History: Los Altos College of the Arts was founded in 1975 and has been accredited by the Western Association of Schools and Colleges (WASC) since 1988. In August 2007, the college officially reincorporated and changed its name to Mission University, moving in 2009 to a new campus at the former St. Katherine's Preparatory on Creedmore Road (now El Monte Boulevard) from its prior location.
Identity of Ghosts: Of the ghosts described on campus, not many of them have identities that allow them to be researched. Obviously details and accuracy of what historical references that once existed have been altered, added to and expanded to over several generations of students. Among them, Union Major Aloysius T. Reidback has the best historical validity, but rumors he died in the house are erroneous. While he did live in the house between 1853 to 1878, he was wounded in an Indian campaign in August 1882 and passed away from complications from an infection at Fort Champion in Nevada.
Sister Theresa Lopez was a music and drama teacher on the property back when the area was St. Katherine's Preparatory. There is not much info on her, but it it known she lived on the property from 1938 to 1951, remaining a resident here two years after the school closed. There is also no validation to the legend of anyone every freezing to death in Kappa Alpha Pi Fraternity nor for any former residents in the area named Abby.

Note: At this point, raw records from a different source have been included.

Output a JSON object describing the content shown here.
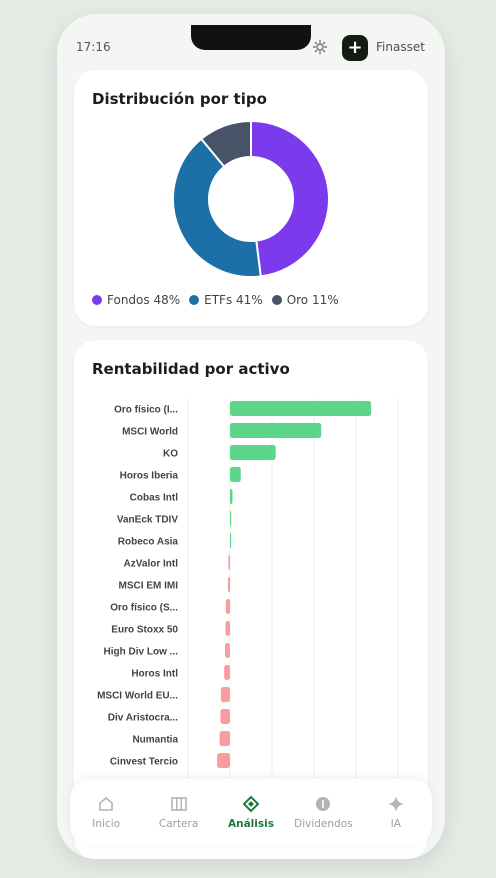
{
  "status": {
    "time": "17:16"
  },
  "header": {
    "add_label": "+",
    "brand": "Finasset"
  },
  "distribution": {
    "title": "Distribución por tipo",
    "legend": [
      {
        "label": "Fondos 48%",
        "color": "#7c3aed"
      },
      {
        "label": "ETFs 41%",
        "color": "#1d6fa8"
      },
      {
        "label": "Oro 11%",
        "color": "#475467"
      }
    ]
  },
  "returns": {
    "title": "Rentabilidad por activo"
  },
  "chart_data": [
    {
      "type": "pie",
      "title": "Distribución por tipo",
      "categories": [
        "Fondos",
        "ETFs",
        "Oro"
      ],
      "values": [
        48,
        41,
        11
      ],
      "colors": [
        "#7c3aed",
        "#1d6fa8",
        "#475467"
      ],
      "donut": true,
      "legend": "bottom"
    },
    {
      "type": "bar",
      "orientation": "horizontal",
      "title": "Rentabilidad por activo",
      "categories": [
        "Oro físico (I...",
        "MSCI World",
        "KO",
        "Horos Iberia",
        "Cobas Intl",
        "VanEck TDIV",
        "Robeco Asia",
        "AzValor Intl",
        "MSCI EM IMI",
        "Oro físico (S...",
        "Euro Stoxx 50",
        "High Div Low ...",
        "Horos Intl",
        "MSCI World EU...",
        "Div Aristocra...",
        "Numantia",
        "Cinvest Tercio"
      ],
      "values": [
        34,
        22,
        11,
        2.6,
        0.6,
        0.2,
        0.1,
        -0.4,
        -0.5,
        -1.0,
        -1.1,
        -1.2,
        -1.4,
        -2.2,
        -2.3,
        -2.5,
        -3.1
      ],
      "positive_color": "#5cd68a",
      "negative_color": "#f79ca0",
      "grid": true
    }
  ],
  "nav": [
    {
      "label": "Inicio",
      "icon": "home-icon",
      "active": false
    },
    {
      "label": "Cartera",
      "icon": "wallet-icon",
      "active": false
    },
    {
      "label": "Análisis",
      "icon": "analysis-icon",
      "active": true
    },
    {
      "label": "Dividendos",
      "icon": "dividends-icon",
      "active": false
    },
    {
      "label": "IA",
      "icon": "sparkle-icon",
      "active": false
    }
  ]
}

Of the ghosts, Katie Malone possibly has the most amount of legend behind her, but it is largely unconfirmed. Her legend first appears in print in 1790 and has been told generation to generation for over two hundred years, usually connected to an antique box or old glass bottle of some age. Legend goes she came to the United States looking for work around 1790 to send money home to her family but was instead sold into slavery. Abused by all of her owners, her last owner kept her imprisoned in a barn somewhere on Cape Cod. Katie was befriended by the daughter of the man who owned her, and the girl used to sneak food to her when she could. When her father found out, he beat his daughter and Katie cruelly. The next morning, the daughter discovered Katie had died overnight and fled. Her father reportedly died the next day, but every couple years, an object reportedly comes along that reportedly holds Katie's spirit and the daughter's presence comes along as well to protect her, usually by causing mischief or harm to come to those connected to the object. Jim Duncan believed he had recently acquired one of these objects, while another such object was found in Chicago in 1989 and stored away in an antique store. Whether this was truly Katie Malone or a similar spirit is yet to be revealed.
Source/Comments: Kill Kate Malone (2012) - Location and activity based on Ohio State University in Akron, Ohio, Eastern Tennessee State University in Johnson City, Tennessee, University of Florida in Gainesville, Florida, Volunteer State Community College in Gallatin, Tennessee, Nebraska Wesleyan University in Lincoln, Nebraska, Pierce College in Lakewood, Washington, Lebanon Valley College in Annsville, Pennsylvania, Slippery Rock University in Slippery Rock, Pennsylvania among other cases.